Re: [PATCH v13 11/22] vfio iommu: Add blocking notifier to notify DMA_UNMAP

From: Alex Williamson
Date: Tue Nov 15 2016 - 22:16:21 EST


On Wed, 16 Nov 2016 08:16:15 +0530
Kirti Wankhede <kwankhede@xxxxxxxxxx> wrote:

> On 11/16/2016 3:49 AM, Alex Williamson wrote:
> > On Tue, 15 Nov 2016 20:59:54 +0530
> > Kirti Wankhede <kwankhede@xxxxxxxxxx> wrote:
> >
> ...
>
> >> @@ -854,7 +857,28 @@ static int vfio_dma_do_unmap(struct vfio_iommu *iommu,
> >> */
> >> if (dma->task->mm != current->mm)
> >> break;
> >> +
> >> unmapped += dma->size;
> >> +
> >> + if (iommu->external_domain && !RB_EMPTY_ROOT(&dma->pfn_list)) {
> >> + struct vfio_iommu_type1_dma_unmap nb_unmap;
> >> +
> >> + nb_unmap.iova = dma->iova;
> >> + nb_unmap.size = dma->size;
> >> +
> >> + /*
> >> + * Notifier callback would call vfio_unpin_pages() which
> >> + * would acquire iommu->lock. Release lock here and
> >> + * reacquire it again.
> >> + */
> >> + mutex_unlock(&iommu->lock);
> >> + blocking_notifier_call_chain(&iommu->notifier,
> >> + VFIO_IOMMU_NOTIFY_DMA_UNMAP,
> >> + &nb_unmap);
> >> + mutex_lock(&iommu->lock);
> >> + if (WARN_ON(!RB_EMPTY_ROOT(&dma->pfn_list)))
> >> + break;
> >> + }
> >
> >
> > Why exactly do we need to notify per vfio_dma rather than per unmap
> > request? If we do the latter we can send the notify first, limiting us
> > to races where a page is pinned between the notify and the locking,
> > whereas here, even our dma pointer is suspect once we re-acquire the
> > lock, we don't technically know if another unmap could have removed
> > that already.
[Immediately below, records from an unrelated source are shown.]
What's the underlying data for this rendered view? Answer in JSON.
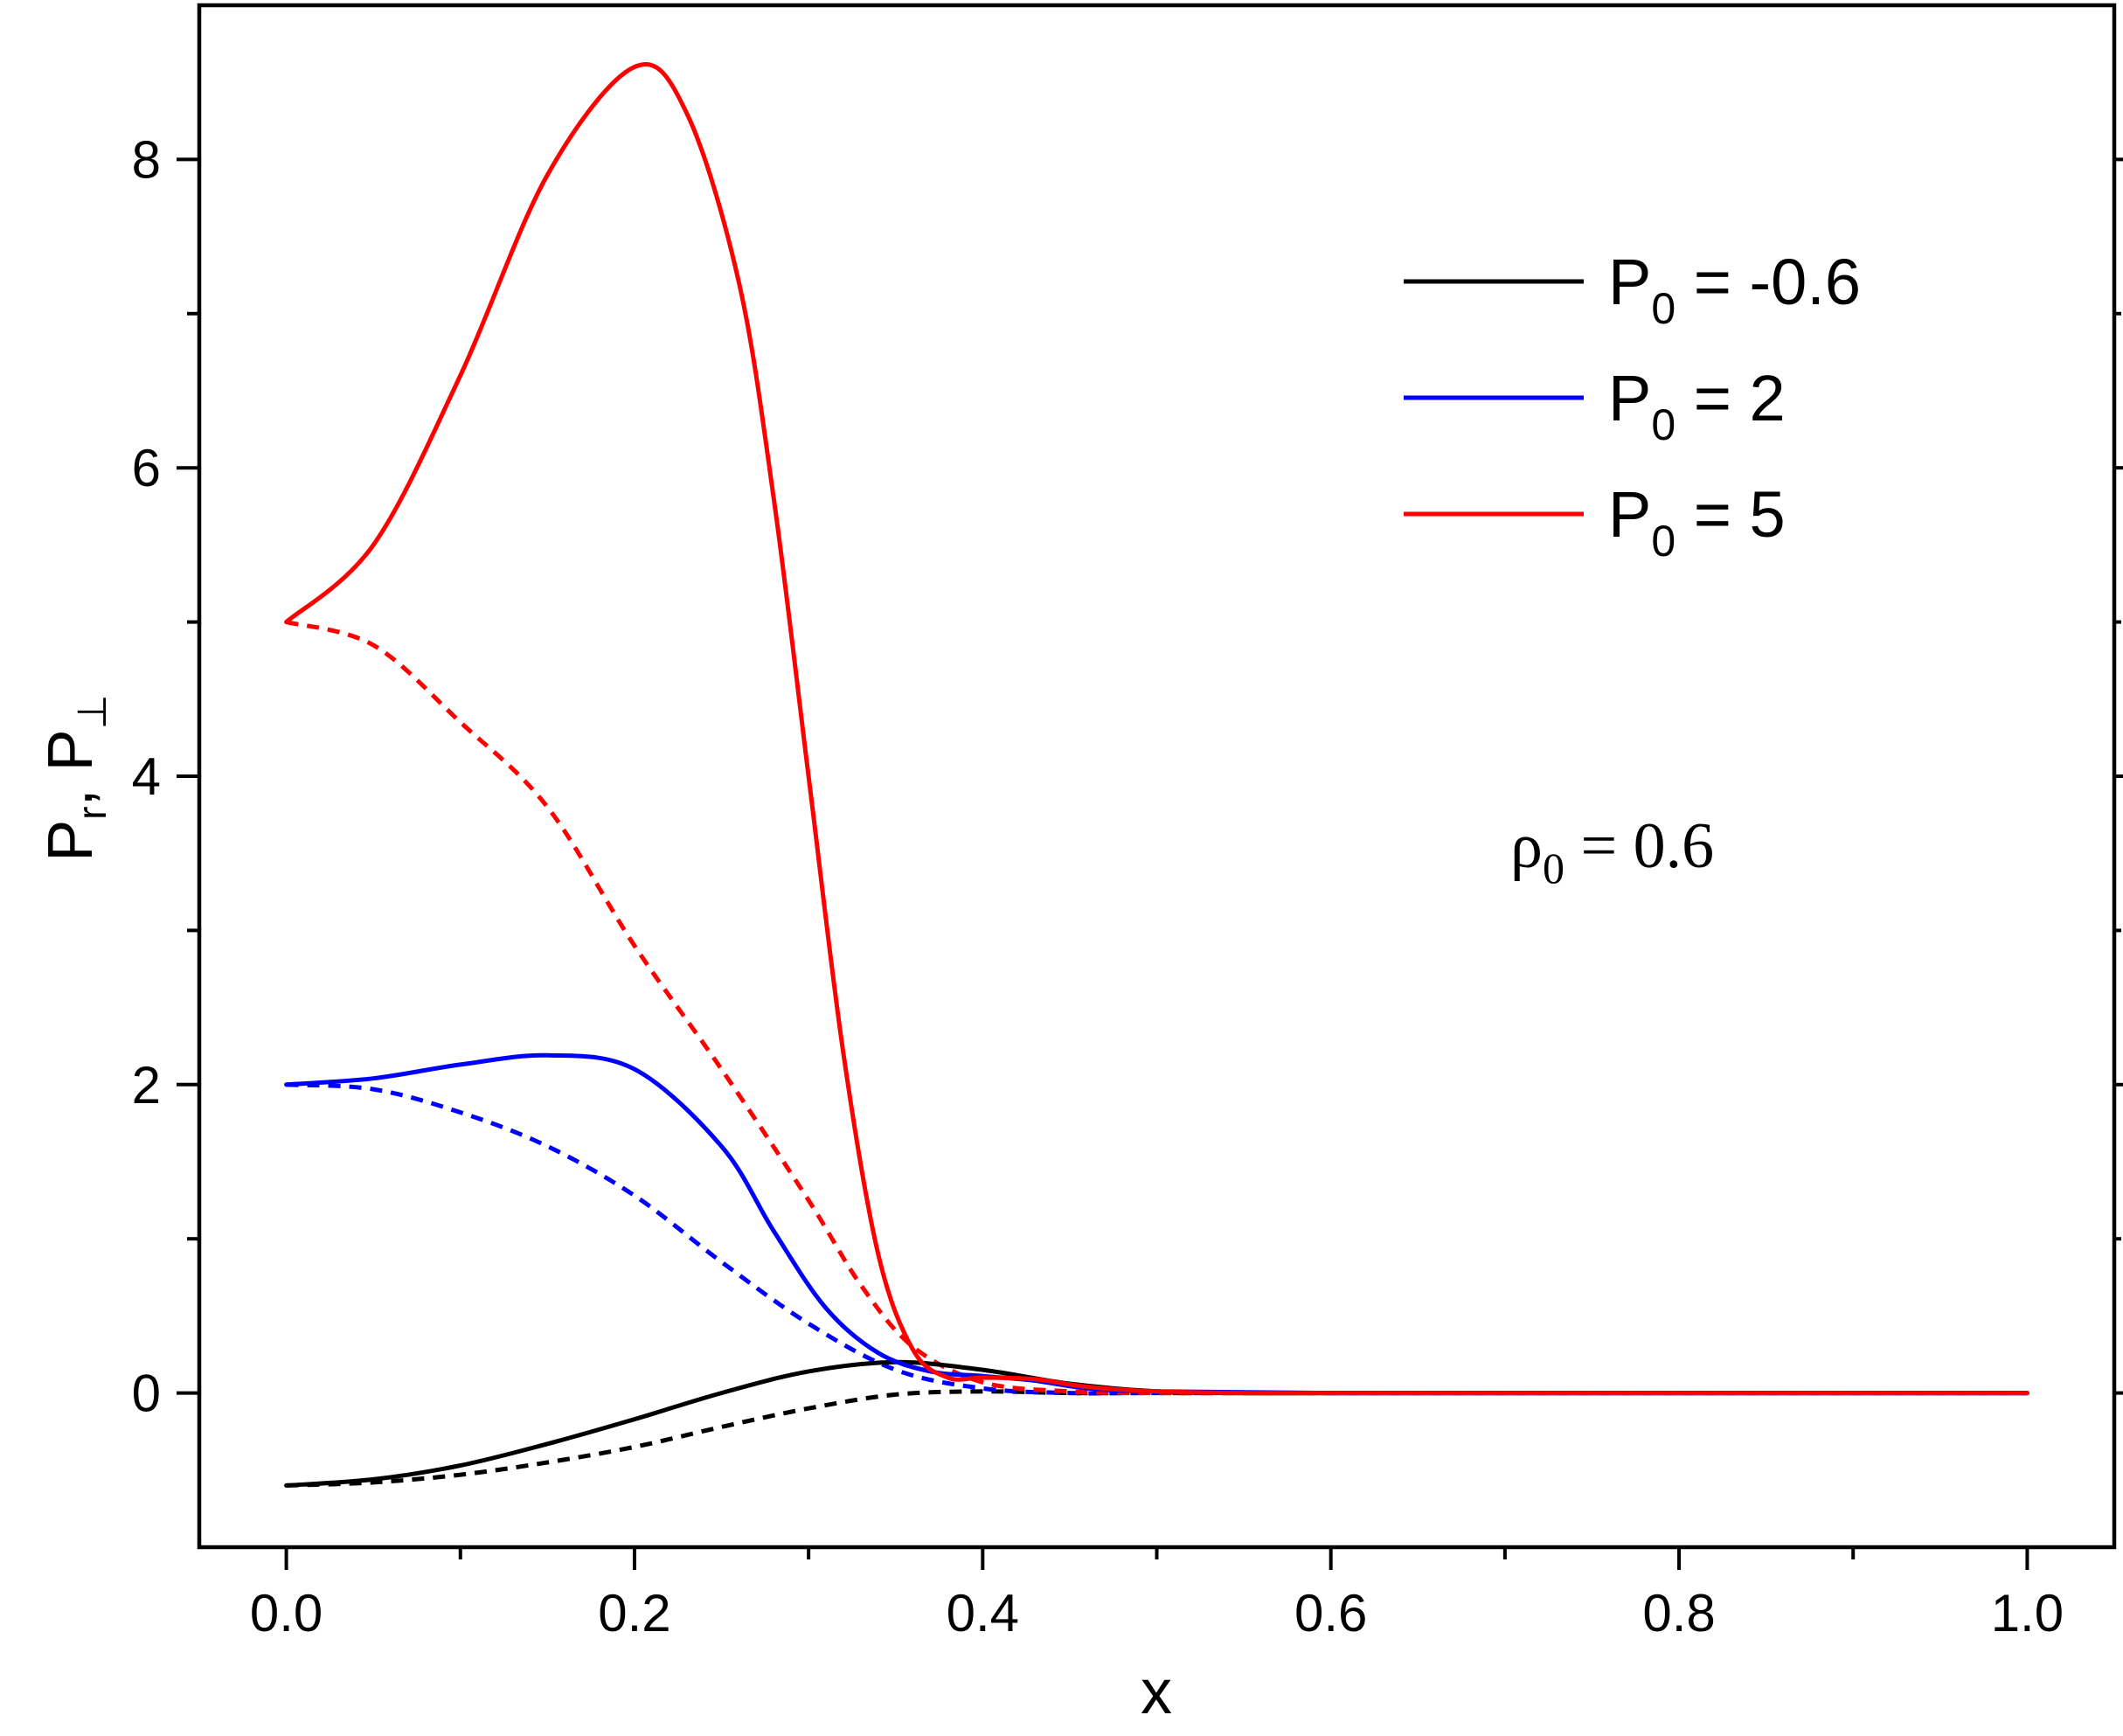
{
  "chart_data": {
    "type": "line",
    "xlabel": "x",
    "ylabel": {
      "main": "P",
      "sub1": "r",
      "sep": ",  P",
      "sub2": "⊥"
    },
    "xlim": [
      -0.05,
      1.05
    ],
    "ylim": [
      -1,
      9
    ],
    "xticks": [
      0.0,
      0.2,
      0.4,
      0.6,
      0.8,
      1.0
    ],
    "xtick_labels": [
      "0.0",
      "0.2",
      "0.4",
      "0.6",
      "0.8",
      "1.0"
    ],
    "yticks": [
      0,
      2,
      4,
      6,
      8
    ],
    "ytick_labels": [
      "0",
      "2",
      "4",
      "6",
      "8"
    ],
    "legend_position": "top-right",
    "legend": [
      {
        "main": "P",
        "sub": "0",
        "rest": " = -0.6",
        "color": "#000000"
      },
      {
        "main": "P",
        "sub": "0",
        "rest": " = 2",
        "color": "#0000ff"
      },
      {
        "main": "P",
        "sub": "0",
        "rest": " = 5",
        "color": "#ff0000"
      }
    ],
    "annotation": {
      "main": "ρ",
      "sub": "0",
      "rest": " = 0.6"
    },
    "series": [
      {
        "color": "#000000",
        "style": "solid",
        "x": [
          0,
          0.05,
          0.1,
          0.15,
          0.2,
          0.25,
          0.3,
          0.35,
          0.4,
          0.45,
          0.5,
          0.55,
          0.6,
          0.8,
          1.0
        ],
        "y": [
          -0.6,
          -0.56,
          -0.47,
          -0.33,
          -0.17,
          0.0,
          0.14,
          0.2,
          0.15,
          0.06,
          0.01,
          0.0,
          0.0,
          0.0,
          0.0
        ]
      },
      {
        "color": "#000000",
        "style": "dashed",
        "x": [
          0,
          0.05,
          0.1,
          0.15,
          0.2,
          0.25,
          0.3,
          0.35,
          0.4,
          0.45,
          0.5,
          0.6,
          0.8,
          1.0
        ],
        "y": [
          -0.6,
          -0.58,
          -0.53,
          -0.45,
          -0.35,
          -0.22,
          -0.1,
          -0.01,
          0.01,
          0.0,
          0.0,
          0.0,
          0.0,
          0.0
        ]
      },
      {
        "color": "#0000ff",
        "style": "solid",
        "x": [
          0,
          0.05,
          0.1,
          0.15,
          0.2,
          0.25,
          0.28,
          0.31,
          0.34,
          0.37,
          0.4,
          0.43,
          0.46,
          0.5,
          0.6,
          0.8,
          1.0
        ],
        "y": [
          2.0,
          2.04,
          2.13,
          2.19,
          2.1,
          1.6,
          1.05,
          0.55,
          0.26,
          0.14,
          0.11,
          0.08,
          0.03,
          0.01,
          0.0,
          0.0,
          0.0
        ]
      },
      {
        "color": "#0000ff",
        "style": "dashed",
        "x": [
          0,
          0.05,
          0.1,
          0.15,
          0.2,
          0.25,
          0.3,
          0.35,
          0.4,
          0.45,
          0.5,
          0.6,
          0.8,
          1.0
        ],
        "y": [
          2.0,
          1.97,
          1.82,
          1.6,
          1.28,
          0.85,
          0.45,
          0.15,
          0.03,
          0.0,
          0.0,
          0.0,
          0.0,
          0.0
        ]
      },
      {
        "color": "#ff0000",
        "style": "solid",
        "x": [
          0,
          0.05,
          0.1,
          0.15,
          0.2,
          0.23,
          0.26,
          0.28,
          0.3,
          0.32,
          0.34,
          0.36,
          0.38,
          0.4,
          0.43,
          0.46,
          0.5,
          0.55,
          0.6,
          0.8,
          1.0
        ],
        "y": [
          5.0,
          5.5,
          6.6,
          7.9,
          8.6,
          8.3,
          7.2,
          5.8,
          4.0,
          2.2,
          0.9,
          0.28,
          0.1,
          0.1,
          0.09,
          0.04,
          0.01,
          0.0,
          0.0,
          0.0,
          0.0
        ]
      },
      {
        "color": "#ff0000",
        "style": "dashed",
        "x": [
          0,
          0.05,
          0.1,
          0.15,
          0.2,
          0.25,
          0.3,
          0.33,
          0.36,
          0.4,
          0.45,
          0.5,
          0.6,
          0.8,
          1.0
        ],
        "y": [
          5.0,
          4.85,
          4.35,
          3.8,
          2.9,
          2.1,
          1.25,
          0.7,
          0.3,
          0.07,
          0.01,
          0.0,
          0.0,
          0.0,
          0.0
        ]
      }
    ]
  }
}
Perhaps something like this (untested):
> >
>
> There are checks to validate unmap request, like v2 check and who is
> calling unmap and is it allowed for that task to unmap. Before these
> checks its not sure that unmap region range which asked for would be
> unmapped all. Notify call should be at the place where its sure that the
> range provided to notify call is definitely going to be removed. My
> change do that.

Ok, but that does solve the problem. What about this (untested):

diff --git a/drivers/vfio/vfio_iommu_type1.c b/drivers/vfio/vfio_iommu_type1.c
index ee9a680..50cafdf 100644
--- a/drivers/vfio/vfio_iommu_type1.c
+++ b/drivers/vfio/vfio_iommu_type1.c
@@ -782,9 +782,9 @@ static int vfio_dma_do_unmap(struct vfio_iommu *iommu,
struct vfio_iommu_type1_dma_unmap *unmap)
{
uint64_t mask;
- struct vfio_dma *dma;
+ struct vfio_dma *dma, *dma_last = NULL;
size_t unmapped = 0;
- int ret = 0;
+ int ret = 0, retries;

mask = ((uint64_t)1 << __ffs(vfio_pgsize_bitmap(iommu))) - 1;

@@ -794,7 +794,7 @@ static int vfio_dma_do_unmap(struct vfio_iommu *iommu,
return -EINVAL;

WARN_ON(mask & PAGE_MASK);
-
+again:
mutex_lock(&iommu->lock);

/*
@@ -851,11 +851,16 @@ static int vfio_dma_do_unmap(struct vfio_iommu *iommu,
if (dma->task->mm != current->mm)
break;

- unmapped += dma->size;
-
- if (iommu->external_domain && !RB_EMPTY_ROOT(&dma->pfn_list)) {
+ if (!RB_EMPTY_ROOT(&dma->pfn_list)) {
struct vfio_iommu_type1_dma_unmap nb_unmap;

+ if (dma_last == dma) {
+ BUG_ON(++retries > 10);
+ } else {
+ dma_last = dma;
+ retries = 0;
+ }
+
nb_unmap.iova = dma->iova;
nb_unmap.size = dma->size;

@@ -868,11 +873,11 @@ static int vfio_dma_do_unmap(struct vfio_iommu *iommu,
blocking_notifier_call_chain(&iommu->notifier,
VFIO_IOMMU_NOTIFY_DMA_UNMAP,
&nb_unmap);
- mutex_lock(&iommu->lock);
- if (WARN_ON(!RB_EMPTY_ROOT(&dma->pfn_list)))
- break;
+ goto again:
}
+ unmapped += dma->size;
vfio_remove_dma(iommu, dma);
+
}

unlock: